Other Key Health Care Spending
Health care is a big part of the state’s budget, and there are several other health care items we are tracking.
- Opioids – the proposed budget acknowledges about $24 million dollars the state is likely to receive as part of two federal grants to expand access to treatment and prevent opioid overdose deaths. This will go a long way in addressing the opioid crisis in Washington. Unfortunately, the UW pain management call center is not funded.
- Increased hepatitis C funding
- High risk pool funded
- Health homes for patients who are dual-eligible for Medicare and Medicaid
- Increased newborn screening fee in order to add a new screen to the panel. Approximately $500,000 which would be paid by hospitals.
Other Budget Factors
As compared to December’s budget outlook, the budget that the Senate developed is different in some key ways….
- The Senate budget does not include funding for the collective bargaining agreements. All employees are budgeted to get small raises, and some will get larger raises, but for the most part, the agreements, which included cost-of-living raises, were unfunded.
- Marijuana revenue is estimated to be $135M.
- A new statewide property tax will help pay for education. According to the Olympian, “Overall, the Senate plan would add about $1.8 billion to the state’s K-12 school system over the next two years.”
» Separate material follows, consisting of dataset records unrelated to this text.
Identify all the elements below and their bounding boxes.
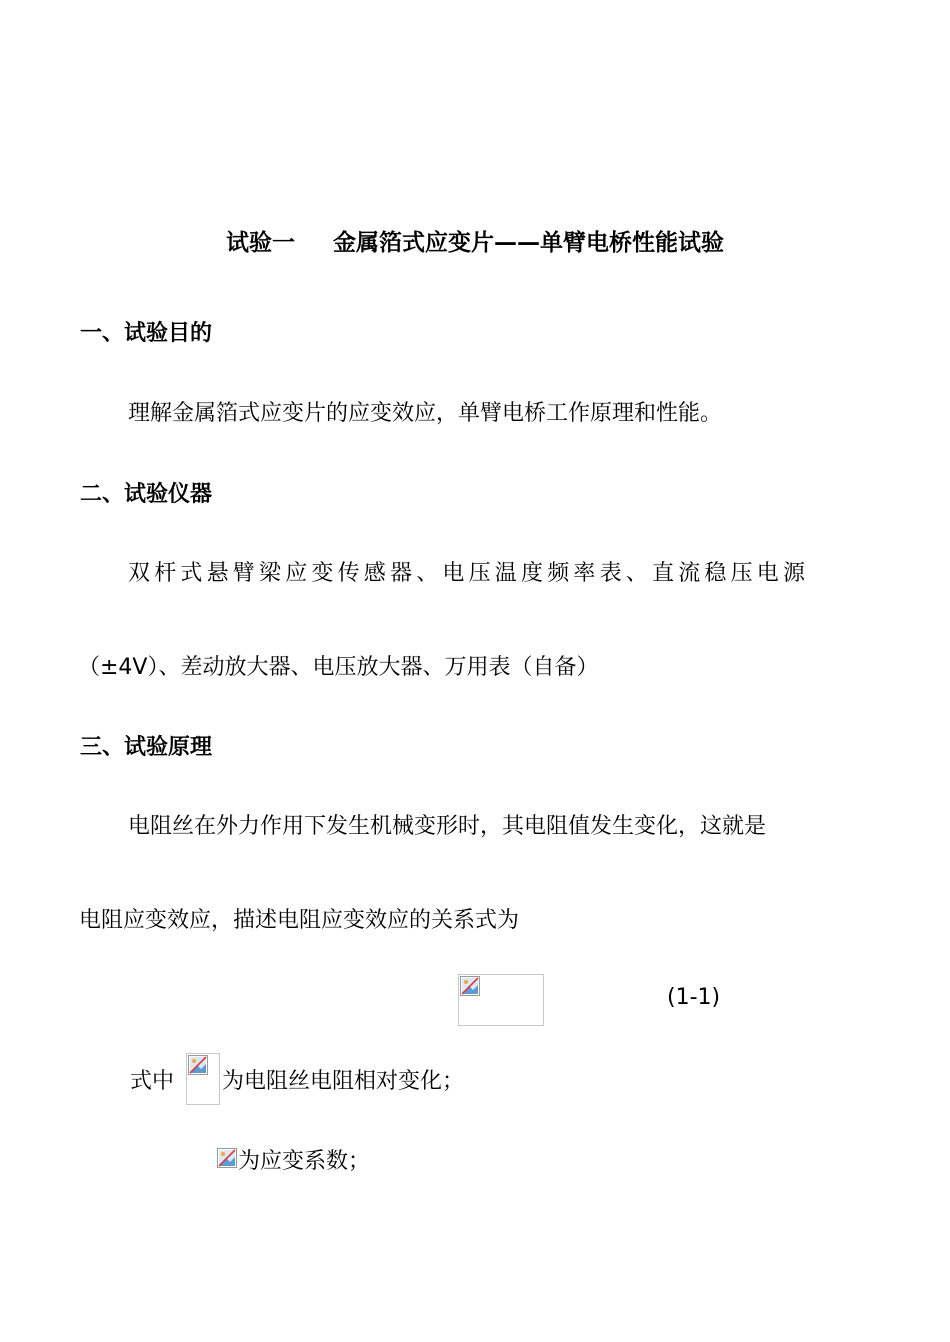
where-description-1: 为电阻丝电阻相对变化；	[222, 1069, 465, 1094]
equation-image	[458, 974, 544, 1026]
broken-image-icon	[188, 1055, 208, 1075]
title-experiment-number: 试验一	[226, 230, 295, 256]
equation-number: (1-1)	[667, 985, 721, 1010]
principle-text-line1: 电阻丝在外力作用下发生机械变形时，其电阻值发生变化，这就是	[128, 814, 767, 839]
purpose-text: 理解金属箔式应变片的应变效应，单臂电桥工作原理和性能。	[128, 401, 723, 426]
instruments-text-line1: 双杆式悬臂梁应变传感器、电压温度频率表、直流稳压电源	[128, 561, 810, 586]
instruments-text-line2: （±4V）、差动放大器、电压放大器、万用表（自备）	[78, 655, 599, 680]
section-heading-purpose: 一、试验目的	[80, 321, 213, 346]
where-prefix: 式中	[130, 1069, 175, 1094]
relative-resistance-change-symbol	[186, 1053, 220, 1105]
section-heading-principle: 三、试验原理	[80, 735, 213, 760]
gauge-factor-symbol	[217, 1148, 239, 1170]
section-heading-instruments: 二、试验仪器	[80, 482, 213, 507]
broken-image-icon	[217, 1148, 237, 1168]
broken-image-icon	[460, 976, 480, 996]
page-title	[0, 232, 950, 255]
where-description-2: 为应变系数；	[238, 1149, 371, 1174]
principle-text-line2: 电阻应变效应，描述电阻应变效应的关系式为	[79, 908, 520, 933]
title-experiment-name: 金属箔式应变片——单臂电桥性能试验	[333, 230, 724, 256]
- The Senate budget assumes $32 million in state savings through use of single drug formulary and pharmacy benefits manager for state Medicaid and Medicaid managed care. Currently the managed care plans provide their own formularies and management of drug services.
- The Senate budget also assumes $5.8 million savings by contracting Medicaid dental services through managed care.
We expect that the Senate will hold budget hearings today, handle amendments tomorrow and likely pass the bill this week. The expectation in Olympia is that the House will release its budget next week and follow a similar pace. Development of a common budget is likely to take some time. The next revenue forecast is scheduled for June 15, but that may be moved sooner so that new revenue numbers can be used to determine and pass the budget before the fiscal year begins on July 1.